Но облегчить душу покаянием не получилось. Прибегает посыльный: всем ротным командирам собраться в штабе полка через сорок минут. Ясно, значит, скоро выступаем. Вызываю Гийома – остаешься за меня. Позаботься, что бы люди пообедали и получили второй паек. Его взять с собой. Не исключено, что в огонь нас бросят сразу с марша. Пока доберемся до линии обороны, пройдет время, а свинец лучше ловить на пустой желудок. Если интендант будет возмущаться, скажешь, я приказал. И проверь, что бы в ранцах не было ничего лишнего, не известно повезут нас на транспорте или пёхом погонят, еще вымотаемся раньше времени. Особое внимание на легкие пулеметы. Эти «Шоши» («Шош» - марка французского ручного пулемета, отличавшегося крайней ненадежностью) чертовски капризная штука, по этому пусть пересмотрят их еще раз. Если хоть один из них в деле заклинит из-за небрежности, лично пристрелю виновных. Теперь боеприпасы. Главное - пулеметные ленты и гранаты, это наипервейшее дело. Их чем больше, тем лучше. Да, и еще: если кто внезапно заболеет, ты немедля это дело пресекай, а то до передовой доберется всего десяток. Но не вздумай увечить! Все ясно? Ну все, давай, вперед.
Командир полка сух и краток. Поясняет состояние дел. Немцы действительно нанесли страшный удар по Верденскому выступу двадцать первого февраля. Наступлению предшествовала мощная артподготовка. Дислоцированные там наши части практически перестали существовать. Форт Дуомон и вправду занят бошами. Генеральный штаб в спешном порядке подтягивает под Верден свежие части со всей линии фронта. Командование обороной Верденского выступа поручено самому генералу Пэтену. Наш полк входит в состав специальной войсковой группы, подчиненной генералу Базелеру. Приказ: сменить защитников высоты Морт-Омм и держать оборону не считаясь с потерями. Все переглядываются: хорошее название носит высота (фр. le mort homme – мертвец, досл. мертвый человек).
А командир продолжает: первый рубеж уже занят врагом. Мы единственная линия защиты высоты, за нами больше пока никого нет. Практически, мы и есть эта высота. Противника необходимо сдержать любой ценой, слышите меня, любой ценой! В случае прорыва наших позиций весь фланг выступа окажется под угрозой. Оставление позиций без приказа командования – трибунал и расстрел! Ротные командиры получают право расстреливать дезертиров и паникеров на месте, не дожидаясь военного суда. Полк должен выступить через полтора часа. К позициям выдвигаемся на грузовых автомобилях, последние два километра идем своим ходом. Если обстрел высоты не прекратится к нашему подходу, меняем ее защитников прямо под огнем. Нас будет прикрывать артиллерия.

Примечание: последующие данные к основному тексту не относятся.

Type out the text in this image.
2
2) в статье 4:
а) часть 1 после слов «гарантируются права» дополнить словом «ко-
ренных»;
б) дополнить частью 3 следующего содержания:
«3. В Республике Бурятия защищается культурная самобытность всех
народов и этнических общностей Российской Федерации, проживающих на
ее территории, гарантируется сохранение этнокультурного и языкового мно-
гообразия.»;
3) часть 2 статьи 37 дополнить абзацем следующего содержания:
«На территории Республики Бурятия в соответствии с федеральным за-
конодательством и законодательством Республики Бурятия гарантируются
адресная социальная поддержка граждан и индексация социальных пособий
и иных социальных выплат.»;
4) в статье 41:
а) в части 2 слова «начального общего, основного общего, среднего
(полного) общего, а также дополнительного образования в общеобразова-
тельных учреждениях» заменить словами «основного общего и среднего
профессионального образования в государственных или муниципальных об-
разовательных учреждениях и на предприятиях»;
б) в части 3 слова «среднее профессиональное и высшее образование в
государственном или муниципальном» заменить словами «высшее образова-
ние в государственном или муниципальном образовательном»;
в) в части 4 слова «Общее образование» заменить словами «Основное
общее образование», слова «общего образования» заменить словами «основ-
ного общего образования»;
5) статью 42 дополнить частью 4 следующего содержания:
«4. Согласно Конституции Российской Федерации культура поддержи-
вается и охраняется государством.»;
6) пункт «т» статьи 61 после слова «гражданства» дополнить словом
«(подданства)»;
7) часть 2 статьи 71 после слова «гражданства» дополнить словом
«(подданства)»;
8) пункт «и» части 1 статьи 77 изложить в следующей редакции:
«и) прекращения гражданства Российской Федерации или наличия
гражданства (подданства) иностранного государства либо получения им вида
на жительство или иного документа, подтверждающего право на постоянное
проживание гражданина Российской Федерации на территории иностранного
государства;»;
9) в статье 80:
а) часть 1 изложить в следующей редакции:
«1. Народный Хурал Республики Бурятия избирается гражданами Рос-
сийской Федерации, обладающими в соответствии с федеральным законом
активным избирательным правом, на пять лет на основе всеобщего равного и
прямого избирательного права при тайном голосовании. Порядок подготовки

После столь красноречивой прелюдии, перешли к сугубо практическим вещам. Определяем зону ответственности для каждого подразделения, уточняем точки соприкосновения с соседями, решаем вопросы взаимодействия, порядок доставки боеприпасов, эвакуации раненых и прочее. Полковник осчастливил нас еще парой добрых вестей. Противник в массовом порядке применяет совершенно новые виды вооружения: огнеметы и химические снаряды. О них нам сейчас подробно расскажет специально обученный офицер.
Вперед выходит толстый, немолодой мужик в очках и майорских погонах. Он просит всех приготовить записные книжки и отнестись к его словам с предельным вниманием. Ибо то, что мы сейчас узнаем, может спасти наши жизни и жизни наших солдат. Все приготовились записывать.
- Итак, сначала огнеметы, - начинает он. - Сами боши называют этот аппарат «Кляйф», что означает сокращенное немецкое словосочетание «Kleine Flammenwerfer» - малый огневыбрасыватель. Он представляет собой баллон, наполненный горючей смесью, выброс которой производится при помощи сжатого азота через направляемую на противника трубу. Горючая смесь состоит из солярки с добавлением сырой нефти. Ее зажигание производится при помощи специальной газовой горелки на выходе огнеметной трубы. Радиус действия этих зажигалок не превышает двадцать пять - тридцать метров. На таком расстоянии огнемет действительно является очень страшным и чрезвычайно эффективным оружием. В случае попадания огнеметной смеси в человека летальный исход, к сожалению, гарантирован. Единственное, чем можно помочь объятому огнем товарищу – это немедленно застрелить его, да, да, господа, я ни чуть не иронизирую. От смерти вы в любом случае его не спасете, даже и не пытайтесь, а так хоть от мучений избавите.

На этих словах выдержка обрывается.